June 27, 2022 9:23 AM EDT

GDP growth: Economic momentum will likely protect the U.S economy from recession in 2022. But, with supply-chain disruptions worsening as the weight of extremely high prices damage purchasing power and aggressive Federal Reserve policy increases borrowing costs, it's hard to see the economy walking out of 2023 unscathed.

Our U.S. GDP growth forecast is 2.4% for 2022 and 1.6% for 2023 (compared with 2.4% and 2.0%, respectively, in May).

Recession: While our baseline signals a low-growth recession, the chances of a contraction (a technical recession) are rising. We assess recession risk at 40% (35%-45% band), reflecting a larger spike in prices with even more aggressive Fed policy heading into 2023. The wider band reflects increased uncertainty over the Russia-Ukraine armed conflict.

Supply chain: Supply-chain disruptions, worsened by the Russia-Ukraine conflict and the China slowdown, remain the largest stumbling block for the U.S. economy. As inflation expectations become more entrenched, extreme price pressures will likely last well into 2023.

Labor force: The jobs market remains tight as unemployed workers quickly find jobs. Offering the COVID-19 vaccine to young children may help reverse the decline in labor force participation--now at a 45-year low--particularly for women.

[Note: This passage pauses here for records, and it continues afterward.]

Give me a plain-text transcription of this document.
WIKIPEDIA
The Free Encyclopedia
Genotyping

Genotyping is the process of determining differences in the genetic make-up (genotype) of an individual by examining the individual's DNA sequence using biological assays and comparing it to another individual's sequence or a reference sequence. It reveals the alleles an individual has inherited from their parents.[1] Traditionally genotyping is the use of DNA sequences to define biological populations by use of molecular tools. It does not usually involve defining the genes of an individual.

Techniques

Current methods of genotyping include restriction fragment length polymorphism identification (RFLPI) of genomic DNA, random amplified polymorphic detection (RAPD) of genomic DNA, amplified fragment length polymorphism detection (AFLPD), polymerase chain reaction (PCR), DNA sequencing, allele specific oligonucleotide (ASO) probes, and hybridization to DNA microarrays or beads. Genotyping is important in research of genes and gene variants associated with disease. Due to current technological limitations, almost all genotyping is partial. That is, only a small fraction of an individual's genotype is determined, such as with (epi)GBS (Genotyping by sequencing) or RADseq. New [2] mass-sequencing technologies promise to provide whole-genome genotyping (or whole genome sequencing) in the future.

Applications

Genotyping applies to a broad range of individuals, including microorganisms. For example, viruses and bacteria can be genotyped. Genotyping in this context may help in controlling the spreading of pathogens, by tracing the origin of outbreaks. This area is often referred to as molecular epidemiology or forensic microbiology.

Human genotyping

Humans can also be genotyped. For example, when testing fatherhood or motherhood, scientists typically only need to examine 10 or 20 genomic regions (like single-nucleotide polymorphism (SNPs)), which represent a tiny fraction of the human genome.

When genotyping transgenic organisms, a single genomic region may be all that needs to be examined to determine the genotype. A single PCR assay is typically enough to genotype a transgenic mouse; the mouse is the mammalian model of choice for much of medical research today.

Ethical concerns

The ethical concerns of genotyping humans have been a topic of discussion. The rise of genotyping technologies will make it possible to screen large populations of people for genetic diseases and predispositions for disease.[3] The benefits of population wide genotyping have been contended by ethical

Unemployment: The unemployment rate, at 3.6% in May and just over its pre-pandemic level, will remain near that rate until early 2023 when it climbs higher as successive Fed hikes take hold. With economic pressures worsening as the Fed tightens the screws, we now expect the unemployment rate to top 4.3% by the end of 2023 and climb over 5.0% by the end of 2025.

The Fed: Fed is now likely to push rates from zero at the beginning of the year to 300 basis points (bps) by year-end and reach 3.50%-3.75% by mid-2023. The Fed will keep monetary policy tight until inflation decelerates and nears its target in second-quarter 2024. We expect the Fed will start to cut rates in third-quarter 2024. Our lower GDP and inflation forecasts for 2023 and 2024 reflect this more aggressive policy stance.